En livrant leur récit mémoriel, les rescapés restituent la vie des leurs (ils leur parlent). Ils reconstruisent leur propre vie hors de l’espace dévasté et de la temporalité hallucinée dominés par la logique traumatique. Conjuguant entre elles les trois dimensions de la temporalité, les récits recréent les liens de filiation générationnelle. (...)

Autrefois, on se déplaçait sans peur vers les bureaux de la commune et les marchés. Les églises et les paroisses étaient encore sanctuarisées et tous y trouvèrent refuge lors des massacres qui eurent lieu en 1959, 1961, 1973, 1990. En 1994, tous ces lieux deviendront des lieux de mort certaine et à grande échelle. (...)

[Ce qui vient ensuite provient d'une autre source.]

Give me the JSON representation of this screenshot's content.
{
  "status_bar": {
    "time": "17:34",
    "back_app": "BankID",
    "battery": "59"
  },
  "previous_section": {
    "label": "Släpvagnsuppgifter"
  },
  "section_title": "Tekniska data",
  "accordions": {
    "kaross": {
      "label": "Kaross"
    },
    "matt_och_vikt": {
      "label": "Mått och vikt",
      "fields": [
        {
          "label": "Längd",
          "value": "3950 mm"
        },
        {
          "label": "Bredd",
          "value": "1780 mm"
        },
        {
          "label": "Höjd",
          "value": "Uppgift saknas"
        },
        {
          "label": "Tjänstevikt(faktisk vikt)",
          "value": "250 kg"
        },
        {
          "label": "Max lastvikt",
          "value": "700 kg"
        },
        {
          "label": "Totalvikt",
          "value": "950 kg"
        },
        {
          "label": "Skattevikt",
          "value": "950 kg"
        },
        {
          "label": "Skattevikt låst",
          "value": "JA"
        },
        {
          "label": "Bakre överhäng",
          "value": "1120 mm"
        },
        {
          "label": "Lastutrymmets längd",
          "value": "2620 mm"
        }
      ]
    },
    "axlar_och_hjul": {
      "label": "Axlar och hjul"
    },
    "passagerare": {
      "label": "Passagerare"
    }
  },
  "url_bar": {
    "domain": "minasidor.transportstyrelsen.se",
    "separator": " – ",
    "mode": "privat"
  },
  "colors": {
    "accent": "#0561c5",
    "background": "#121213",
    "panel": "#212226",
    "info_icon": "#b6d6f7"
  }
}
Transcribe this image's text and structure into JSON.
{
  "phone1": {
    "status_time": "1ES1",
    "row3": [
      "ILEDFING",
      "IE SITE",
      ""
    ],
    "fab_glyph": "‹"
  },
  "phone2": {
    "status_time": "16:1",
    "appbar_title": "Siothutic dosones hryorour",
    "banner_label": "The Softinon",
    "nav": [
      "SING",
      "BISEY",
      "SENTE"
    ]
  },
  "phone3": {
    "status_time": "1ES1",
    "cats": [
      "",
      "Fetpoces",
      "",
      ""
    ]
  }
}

La géographie dessine le trajet de la fuite et la topographie de la terreur. Sur des pages et des pages, certaines décrivent leur parcours périlleux qui s’étend sur plusieurs semaines, voire durant un mois ou deux. Pourtant un nombre infime de kilomètres est parcouru, fait d’allers et retours, dans un sens et dans l’autre et de nouveau encore dans le sens inverse sur la même route. Inlassablement. Le périmètre de la peur est immense. Il se fige parfois parmi les morts abandonnés sur les lieux de massacres.

Dans ce paysage, tenant les barrières tant redoutées, il y a les voisins. Il en est beaucoup question dans les cahiers de mémoire : « mon voisin le plus proche », « la maison voisine10 »… Amis d’hier, ils sont devenus des bourreaux inflexibles. À de rares exceptions, ils acceptent de cacher les fugitifs, pour un temps très court, exigeant avant d’ouvrir leur porte qu’ils reprennent dès le lendemain leur fuite effrénée. Quelques-uns pourtant les ont protégés, affirmant en dépit de tout : « Il est des nôtres11. » (...)

Le travail d’écriture de l’histoire a resitué le trauma dans une chronologie et une spatialisation qui permet de s’en déprendre. La scène traumatique a progressivement cessé d’envahir l’espace psychique. (...)

La méfiance généralisée, les sentiments de haine et de vengeance légitime s’avéraient à la longue autodestructeurs et suicidaires. Ils ont été supplantés par une confiance solide et généreuse. Reconstructrice.